Seperti biasa Lucia tampak lebih hidup ketika berhadapan muka dengan dindingnya. Siapa sangka? Si putih pucat itu lebih mirip manusia kini. Hari-hari yang sudah ia lewati dulu.. Ya, saat sebelum dinding kusam berlumut memanggilnya, sungguh serasa berada di taman pemakaman. Tapi kini wajahnya semburat memerah. Ia telah bangkit dari makamnya. Ia mahluk bernyawa berkat dinding di belakang rumahnya yang lembab itu.
Dinding itu selalu mengerti apa saja yang Lucia rasakan. Padahal ia belum punya cukup waktu untuk sekadar menyusun kata demi kata yang mewakili tiap warna perasaannya. Dan sekarang Lucia kembali terkesima ketika dinding tahu apa yang sedang diresahkannya.
“Jangan potong rambutmu, Lucia. Kau tahu? Berambut panjang itu kesenangan dan kekayaan, bahkan sebuah kemewahan. Tiap helai rambutmu adalah kelembutan jiwamu. Kau dan diri perempuanmu.” Lucia hanya diam. Jemarinya yang lentik terlihat khusyuk mengusap dan sesekali memelintir ujung rambutnya.
“Tapi aku ingin bebas dari siksaan yang tak perlu ini! Bisa melakukan apa saja secepat mungkin, bahkan lebih awal bertindak dari tiap lintasan hasratku sendiri. Tanpa harus pusing oleh rambutku yang begitu merongrong, minta perhatian ini.”
“Jadi kau merasa tidak dapat melakukan apa pun lebih maksimal karena rambutmu, benarkah?” dinding itu tersenyum tipis.
“Ya.
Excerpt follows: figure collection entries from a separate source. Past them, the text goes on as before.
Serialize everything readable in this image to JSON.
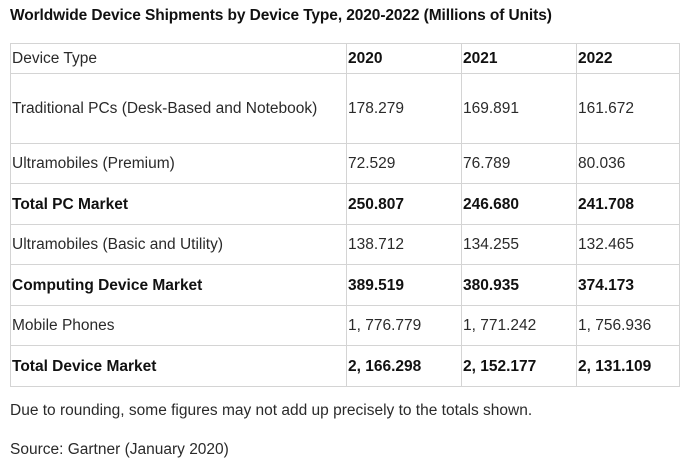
{
  "title": "Worldwide Device Shipments by Device Type, 2020-2022 (Millions of Units)",
  "footnote": "Due to rounding, some figures may not add up precisely to the totals shown.",
  "source": "Source: Gartner (January 2020)",
  "chart_data": {
    "type": "table",
    "title": "Worldwide Device Shipments by Device Type, 2020-2022 (Millions of Units)",
    "columns": [
      "Device Type",
      "2020",
      "2021",
      "2022"
    ],
    "rows": [
      {
        "label": "Traditional PCs (Desk-Based and Notebook)",
        "values": [
          "178.279",
          "169.891",
          "161.672"
        ],
        "bold": false
      },
      {
        "label": "Ultramobiles (Premium)",
        "values": [
          "72.529",
          "76.789",
          "80.036"
        ],
        "bold": false
      },
      {
        "label": "Total PC Market",
        "values": [
          "250.807",
          "246.680",
          "241.708"
        ],
        "bold": true
      },
      {
        "label": "Ultramobiles (Basic and Utility)",
        "values": [
          "138.712",
          "134.255",
          "132.465"
        ],
        "bold": false
      },
      {
        "label": "Computing Device Market",
        "values": [
          "389.519",
          "380.935",
          "374.173"
        ],
        "bold": true
      },
      {
        "label": "Mobile Phones",
        "values": [
          "1, 776.779",
          "1, 771.242",
          "1, 756.936"
        ],
        "bold": false
      },
      {
        "label": "Total Device Market",
        "values": [
          "2, 166.298",
          "2, 152.177",
          "2, 131.109"
        ],
        "bold": true
      }
    ]
  }
}
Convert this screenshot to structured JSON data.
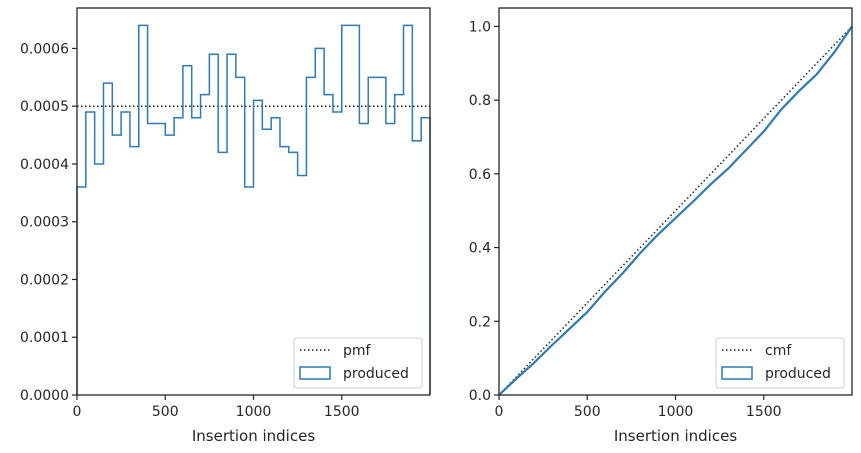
{
  "colors": {
    "produced": "#2c7bb6",
    "reference": "#222222",
    "axis": "#262626",
    "legend_border": "#cccccc"
  },
  "chart_data": [
    {
      "type": "line",
      "subtype": "step-histogram",
      "title": "",
      "xlabel": "Insertion indices",
      "ylabel": "",
      "xlim": [
        0,
        2000
      ],
      "ylim": [
        0,
        0.00067
      ],
      "xticks": [
        0,
        500,
        1000,
        1500
      ],
      "xtick_labels": [
        "0",
        "500",
        "1000",
        "1500"
      ],
      "yticks": [
        0,
        0.0001,
        0.0002,
        0.0003,
        0.0004,
        0.0005,
        0.0006
      ],
      "ytick_labels": [
        "0.0000",
        "0.0001",
        "0.0002",
        "0.0003",
        "0.0004",
        "0.0005",
        "0.0006"
      ],
      "grid": false,
      "legend_position": "lower-right",
      "bin_width": 50,
      "series": [
        {
          "name": "pmf",
          "style": "dotted",
          "x": [
            0,
            2000
          ],
          "y": [
            0.0005,
            0.0005
          ]
        },
        {
          "name": "produced",
          "style": "step",
          "values": [
            0.00036,
            0.00049,
            0.0004,
            0.00054,
            0.00045,
            0.00049,
            0.00043,
            0.00064,
            0.00047,
            0.00047,
            0.00045,
            0.00048,
            0.00057,
            0.00048,
            0.00052,
            0.00059,
            0.00042,
            0.00059,
            0.00055,
            0.00036,
            0.00051,
            0.00046,
            0.00048,
            0.00043,
            0.00042,
            0.00038,
            0.00055,
            0.0006,
            0.00052,
            0.00049,
            0.00064,
            0.00064,
            0.00047,
            0.00055,
            0.00055,
            0.00047,
            0.00052,
            0.00064,
            0.00044,
            0.00048
          ]
        }
      ]
    },
    {
      "type": "line",
      "subtype": "cumulative",
      "title": "",
      "xlabel": "Insertion indices",
      "ylabel": "",
      "xlim": [
        0,
        2000
      ],
      "ylim": [
        0,
        1.05
      ],
      "xticks": [
        0,
        500,
        1000,
        1500
      ],
      "xtick_labels": [
        "0",
        "500",
        "1000",
        "1500"
      ],
      "yticks": [
        0,
        0.2,
        0.4,
        0.6,
        0.8,
        1.0
      ],
      "ytick_labels": [
        "0.0",
        "0.2",
        "0.4",
        "0.6",
        "0.8",
        "1.0"
      ],
      "grid": false,
      "legend_position": "lower-right",
      "series": [
        {
          "name": "cmf",
          "style": "dotted",
          "x": [
            0,
            2000
          ],
          "y": [
            0,
            1
          ]
        },
        {
          "name": "produced",
          "style": "solid",
          "x": [
            0,
            100,
            200,
            300,
            400,
            500,
            600,
            700,
            800,
            900,
            1000,
            1100,
            1200,
            1300,
            1400,
            1500,
            1600,
            1700,
            1800,
            1900,
            2000
          ],
          "y": [
            0,
            0.045,
            0.088,
            0.135,
            0.18,
            0.225,
            0.28,
            0.33,
            0.385,
            0.435,
            0.48,
            0.525,
            0.572,
            0.615,
            0.665,
            0.715,
            0.775,
            0.825,
            0.87,
            0.93,
            1.0
          ]
        }
      ]
    }
  ]
}
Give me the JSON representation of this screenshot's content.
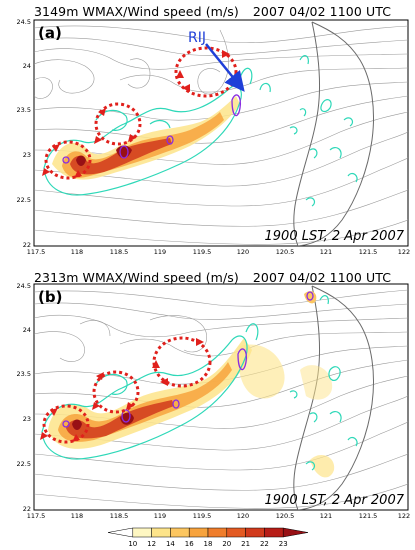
{
  "panels": [
    {
      "id": "a",
      "label": "(a)",
      "title": {
        "height": "3149m",
        "field": "WMAX/Wind speed (m/s)",
        "date": "2007 04/02",
        "time": "1100 UTC"
      },
      "caption": "1900 LST, 2 Apr 2007",
      "annotation": "RIJ",
      "x_ticks": [
        "117.5",
        "118",
        "118.5",
        "119",
        "119.5",
        "120",
        "120.5",
        "121",
        "121.5",
        "122"
      ],
      "y_ticks": [
        "24.5",
        "24",
        "23.5",
        "23",
        "22.5",
        "22"
      ]
    },
    {
      "id": "b",
      "label": "(b)",
      "title": {
        "height": "2313m",
        "field": "WMAX/Wind speed (m/s)",
        "date": "2007 04/02",
        "time": "1100 UTC"
      },
      "caption": "1900 LST, 2 Apr 2007",
      "x_ticks": [
        "117.5",
        "118",
        "118.5",
        "119",
        "119.5",
        "120",
        "120.5",
        "121",
        "121.5",
        "122"
      ],
      "y_ticks": [
        "24.5",
        "24",
        "23.5",
        "23",
        "22.5",
        "22"
      ]
    }
  ],
  "colorbar": {
    "ticks": [
      "10",
      "12",
      "14",
      "16",
      "18",
      "20",
      "21",
      "22",
      "23"
    ],
    "colors": [
      "#ffffff",
      "#fef7c2",
      "#fde48a",
      "#fcc660",
      "#f7a33d",
      "#ef7d2b",
      "#e35a22",
      "#d13a1c",
      "#b71d17",
      "#981015"
    ]
  },
  "colors": {
    "wmax_contour": "#2ed8b8",
    "wmax_strong": "#8a2be2",
    "circulation": "#e0201c",
    "rij_arrow": "#1f3fd8",
    "streamline": "#9a9a9a"
  }
}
Rambut ini telah menjajahku begitu lama.”
“Dalam hal apa, Lucia?”
“Hei, dinding.. Tidakkah kau tahu? Rambut ini memberiku perasaan cemas. Kini berubah menjadi ketakutanku. Aku takut bertemu orang kalau rambutku kusut. Aku cemas kapan saja kulit kepalaku gatal, berjamur ketombe. Lebih gawat lagi, dinding.. Jangan-jangan satu pleton kutu sedang merencanakan makar tanpa sepengetahuanku. Mempersenjatai diri supaya bisa merusak otakku melalui pori-pori kulit kepalaku. Huh.. Kegiatan mereka pasti tersamar kerimbunan rambutku yang memanjang!”
Dinding coba memahami keresahan Lucia, “Hmm.. Baiklah. Kau boleh memotong rambutmu, tapi harus tetap bisa dikatakan panjang, ya?”
“Maksudnya, Dinding? Aku tidak mengerti..”
“Lucia.. Lucia.. Lucia.. Aku juga takut jika melihatmu berambut terlalu panjang. Tak pernah sekalipun kau potong. Apalagi kalau dengan rambutmu yang kian memanjang itu, kau padu-padankan dengan gaun sutra putih lembut. Bayangkanlah.. Kau bergaun model polos terkibar-kibar begitu, berambut panjang terurai tapi kusut masai. Ah, membuatku kecut!”
Tawa si gadis putih pucat itu seketika meledak, “Ah, kau.. Maksudmu pasti ingin mengatakan aku akan mirip hantu berambut seperti itu, kan?”
“Mmm... Kurang lebihnya begitulah..”
“Nah, kan.. Kau mulai lagi..” Dinding tak sempat mengelak ketika Lucia mencubitinya. Cubitan kecil dan canda selalu berhasil merekatkan dua material berbeda itu menyatu. Persenyawaan yang mungkin sulit didefinisikan tapi tentu dapat saja terjadi hanya antara Lucia dan dindingnya. Mereka larut dalam suasana bahagia. Hidup dalam keceriaan. Dalam dunia mereka selalu begitu!
Bukan tanpa alasan bila dinding selalu menemukan cara membuat Lucia senang. Sebenarnya diam-diam dinding juga menyimpan kekaguman pada Lucia. Ia merasa beruntung mengenal dekat si cantik itu walaupun ia tahu nasibnya begitu malang. Siapa yang tidak terpikat oleh kecantikan si gadis putih pucat itu? Seandainya bintang, Lucia bersinar sekalipun letaknya di ujung langit kelam – penunjuk jalan musafir tersesat. Dan, jika berkas lembut mentari pagi tak punya tugas menghangati seisi bumi, tentu saja lebih memilih untuk memberikan kehangatan padanya. Namun, Lucia lebih suka jika ia dicintai oleh dinding kusam berlumutnya. Mungkin karena dinding itu saksi yang tak rewel, mau mendengarkan segenap keluh-kesahnya sejak lama. Bahkan sejak Lucia terkubur paksa di sana tanpa penanda sama sekali!